Megan McArdle has a brief piece on administration claims regarding the efficacy of last year's stimulus bill that is worth a read. Her take on the question of whether or not the stimulus helped? Sure. Some.
But nearly as much as the administration is claiming.
I was never a big fan of the stimulus bill for a couple of reasons. The first reason is that the Congressional Budget Office was predicting a recovery in the second half of 2009 without spending a dime of stimulus money.
The second reason is that it seemed that someone had calculated a dollar value to be spent to cause a certain amount of recovery. After that, the administration and Congress were hell bent to spend that amount of money regardless of what it was actually purchasing. Some of the things the stimulus purchased....like the spiffy new main road that I use to get to and from my neighborhood....created jobs and resulted in something of value. Some of the other things the stimulus purchased.....not so much. They should have spent more time focusing on what was being bought and less time worrying about how much was being spent. If there were only $300billion in worthwhile projects, then that is all they should have spent.

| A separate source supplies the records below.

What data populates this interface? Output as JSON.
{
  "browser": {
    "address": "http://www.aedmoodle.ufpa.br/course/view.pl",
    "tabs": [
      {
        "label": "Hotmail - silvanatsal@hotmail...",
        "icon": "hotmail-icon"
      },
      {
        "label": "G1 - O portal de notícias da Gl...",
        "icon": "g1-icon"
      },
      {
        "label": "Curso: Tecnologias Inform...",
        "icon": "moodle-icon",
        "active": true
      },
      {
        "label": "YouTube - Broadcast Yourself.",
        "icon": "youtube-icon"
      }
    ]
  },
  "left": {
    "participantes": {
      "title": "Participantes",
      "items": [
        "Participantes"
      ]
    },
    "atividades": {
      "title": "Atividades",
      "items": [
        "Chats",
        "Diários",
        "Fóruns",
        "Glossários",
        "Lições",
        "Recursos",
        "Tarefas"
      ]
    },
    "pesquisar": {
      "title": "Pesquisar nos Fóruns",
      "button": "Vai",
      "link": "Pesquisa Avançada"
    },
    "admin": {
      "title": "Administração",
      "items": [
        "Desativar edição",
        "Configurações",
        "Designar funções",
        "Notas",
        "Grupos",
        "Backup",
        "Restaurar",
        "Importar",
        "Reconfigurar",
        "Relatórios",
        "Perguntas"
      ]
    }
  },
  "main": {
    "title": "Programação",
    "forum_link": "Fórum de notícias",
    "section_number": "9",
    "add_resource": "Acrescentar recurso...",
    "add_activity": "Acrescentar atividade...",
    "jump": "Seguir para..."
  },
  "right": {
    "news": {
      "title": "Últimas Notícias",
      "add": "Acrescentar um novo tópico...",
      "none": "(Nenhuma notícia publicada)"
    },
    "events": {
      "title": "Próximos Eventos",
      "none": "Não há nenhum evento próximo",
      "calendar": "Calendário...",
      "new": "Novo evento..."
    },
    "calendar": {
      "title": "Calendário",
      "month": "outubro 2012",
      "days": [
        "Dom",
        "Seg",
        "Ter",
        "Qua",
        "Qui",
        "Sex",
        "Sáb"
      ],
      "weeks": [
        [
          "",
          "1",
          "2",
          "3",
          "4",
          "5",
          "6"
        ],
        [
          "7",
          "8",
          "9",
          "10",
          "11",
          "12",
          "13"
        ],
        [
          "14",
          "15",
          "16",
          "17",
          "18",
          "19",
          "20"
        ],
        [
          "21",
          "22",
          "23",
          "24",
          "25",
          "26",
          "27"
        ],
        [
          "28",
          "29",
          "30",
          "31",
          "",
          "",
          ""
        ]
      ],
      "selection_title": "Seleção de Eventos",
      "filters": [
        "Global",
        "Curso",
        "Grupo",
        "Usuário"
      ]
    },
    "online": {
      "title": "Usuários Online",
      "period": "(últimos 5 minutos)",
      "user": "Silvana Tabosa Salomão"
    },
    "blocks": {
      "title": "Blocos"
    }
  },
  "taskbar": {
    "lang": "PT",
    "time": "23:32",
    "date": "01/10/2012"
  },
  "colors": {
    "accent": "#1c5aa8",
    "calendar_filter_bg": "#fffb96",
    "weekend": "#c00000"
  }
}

The third reason for my skepticism over the stimulus is that I don't think a real economic recovery was ever going to be caused by government spending. I have the good fortune to speak with business owners and managers during the regular course of my employment. These people almost uniformly say that there is business out there to be done. They need to hire more people. They need new equipment. There is money to be made and they want to make it.
What is keeping them from doing so?
A Congress and an administration that demonizes corporations and denigrates profit. A Congress and an administration that continue to promote increasing income taxes for those same business owners and managers. A Congress and an administration that continues to push for health care reforms that these same business owners cannot afford. A Congress and an administration that continues deficit spending at rates unseen in 70 years.
These business owners and managers know that such spending isn't sustainable. If it isn't checked soon, then interest rates are going to climb. Inflation will return. And as a result, they will lose whatever they have invested to expand their operations.
The government has spent $287 billion of the $787 billion in stimulus money. The modest good that it has done is well and good.
But if the administration wants to truly set the country back on the course of economic progress and prosperity, then they would be well advised to cancel the unspent funds, forswear tax increases, and get serious about cutting the federal budget until it is balanced.